The system of commodity money eventually evolved into a system of representative money. This occurred because gold and silver merchants or banks would issue receipts to their depositors – redeemable for the commodity money deposited. Eventually, these receipts became generally accepted as a means of payment and were used as money. Paper money or banknotes were first used in China during the Song Dynasty. These banknotes, known as ,,jiaozi", evolved from promissory notes that had been used since the 7th century. However, they did not displace commodity money, and were used alongside coins. In the 13th century, paper money became known in Europe through the accounts of travelers, such as Marco Polo and William of Rubruck. Marco Polo's account of paper money during the Yuan Dynasty is the subject of a chapter of his book, The Travels of Marco Polo, titled ,,How the Great Kaan Causeth the Bark of Trees, Made Into Something Like Paper, to Pass for Money All Over his Country." Banknotes were first issued in Europe by Stockholms Banco in 1661, and were again also used alongside coins. The gold standard, a monetary system where the medium of exchange are paper notes that are convertible into pre-set, fixed quantities of gold, replaced the use of gold coins as currency in the 17th-19th centuries in Europe. These gold standard notes were made legal tender, and redemption into gold coins was discouraged. By the beginning of the 20th century almost all countries had adopted the gold standard, backing their legal tender notes with fixed amounts of gold.

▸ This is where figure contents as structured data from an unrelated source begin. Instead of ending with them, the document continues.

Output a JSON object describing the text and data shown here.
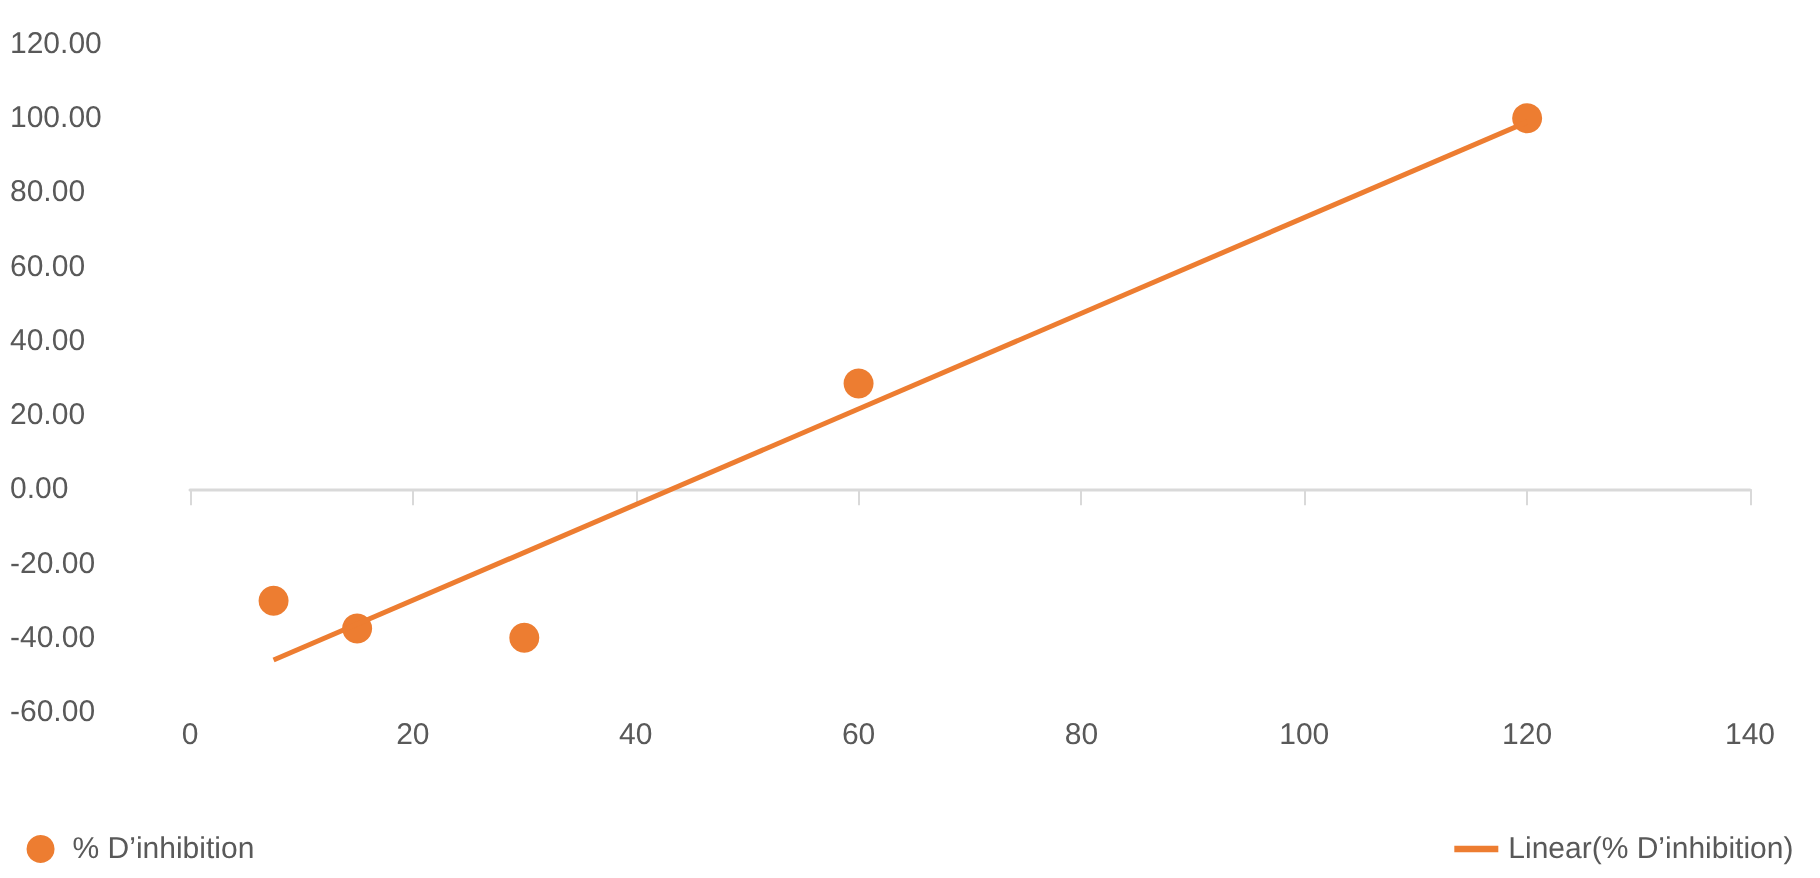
{
  "chart_data": {
    "type": "scatter",
    "series": [
      {
        "name": "% D’inhibition",
        "color": "#ed7d31",
        "marker": "circle",
        "x": [
          7.5,
          15,
          30,
          60,
          120
        ],
        "values": [
          -30,
          -37.5,
          -40,
          28.5,
          100
        ]
      },
      {
        "name": "Linear(% D’inhibition)",
        "type": "line",
        "color": "#ed7d31",
        "line_style": "solid",
        "x": [
          7.5,
          120
        ],
        "values": [
          -46,
          99
        ]
      }
    ],
    "xlim": [
      0,
      140
    ],
    "xticks": [
      0,
      20,
      40,
      60,
      80,
      100,
      120,
      140
    ],
    "ylim": [
      -60,
      120
    ],
    "yticks": [
      {
        "value": -60,
        "label": "-60.00"
      },
      {
        "value": -40,
        "label": "-40.00"
      },
      {
        "value": -20,
        "label": "-20.00"
      },
      {
        "value": 0,
        "label": "0.00"
      },
      {
        "value": 20,
        "label": "20.00"
      },
      {
        "value": 40,
        "label": "40.00"
      },
      {
        "value": 60,
        "label": "60.00"
      },
      {
        "value": 80,
        "label": "80.00"
      },
      {
        "value": 100,
        "label": "100.00"
      },
      {
        "value": 120,
        "label": "120.00"
      }
    ],
    "legend": "bottom"
  }
}
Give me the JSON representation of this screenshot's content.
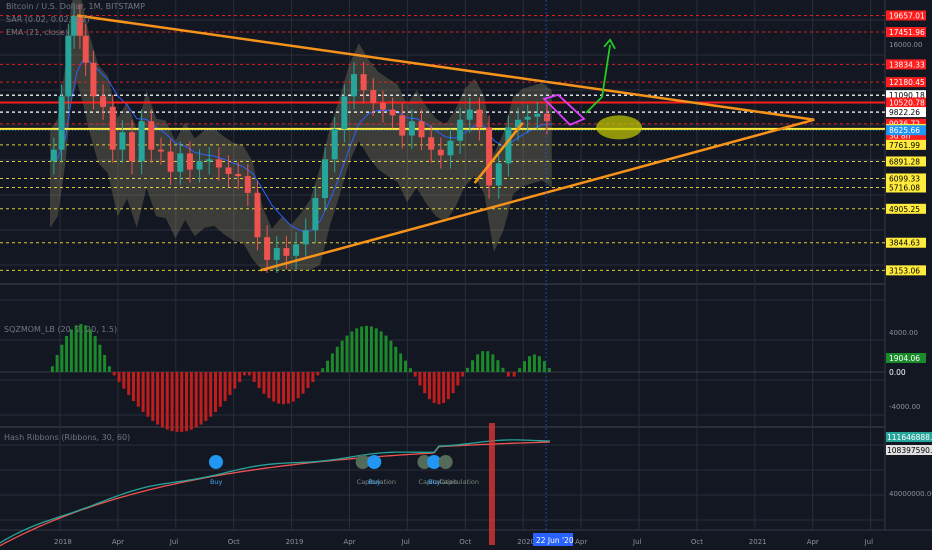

After World War II and the Bretton Woods Conference, most countries adopted fiat currencies that were fixed to the US dollar. The US dollar was in turn fixed to gold. In 1971 the US government suspended the convertibility of the US dollar to gold. After this many countries de-pegged their currencies from the US dollar, and most of the world's currencies became unbacked by anything except the governments' fiat of legal tender and the ability to convert the money into goods via payment. According to proponents of modern money theory, fiat money is also backed by taxes. By imposing taxes, states create demand for the currency they issue.
In Money and the Mechanism of Exchange (1875), William Stanley Jevons famously analyzed money in terms of four functions: a medium of exchange, a common measure of value (or unit of account), a standard of value (or standard of deferred payment), and a store of value. By 1919, Jevons's four functions of money were summarized in the couplet:
Money's a matter of functions four,
A Medium, a Measure, a Standard, a Store.
This couplet would later become widely popular in macroeconomics textbooks. Most modern textbooks now list only three functions, that of medium of exchange, unit of account, and store of value, not considering a standard of deferred payment as it is a distinguished function, but rather subsuming it in the others.
There have been many historical disputes regarding the combination of money's functions, some arguing that they need more separation and that a single unit is insufficient to deal with them all. One of these arguments is that the role of money as a medium of exchange is in conflict with its role as a store of value: its role as a store of value requires holding it without spending, whereas its role as a medium of exchange requires it to circulate. Others argue that storing of value is just deferral of the exchange, but does not diminish the fact that money is a medium of exchange that can be transported both across space and time. The term ,,financial capital" is a more general and inclusive term for all liquid instruments, whether or not they are a uniformly recognized tender.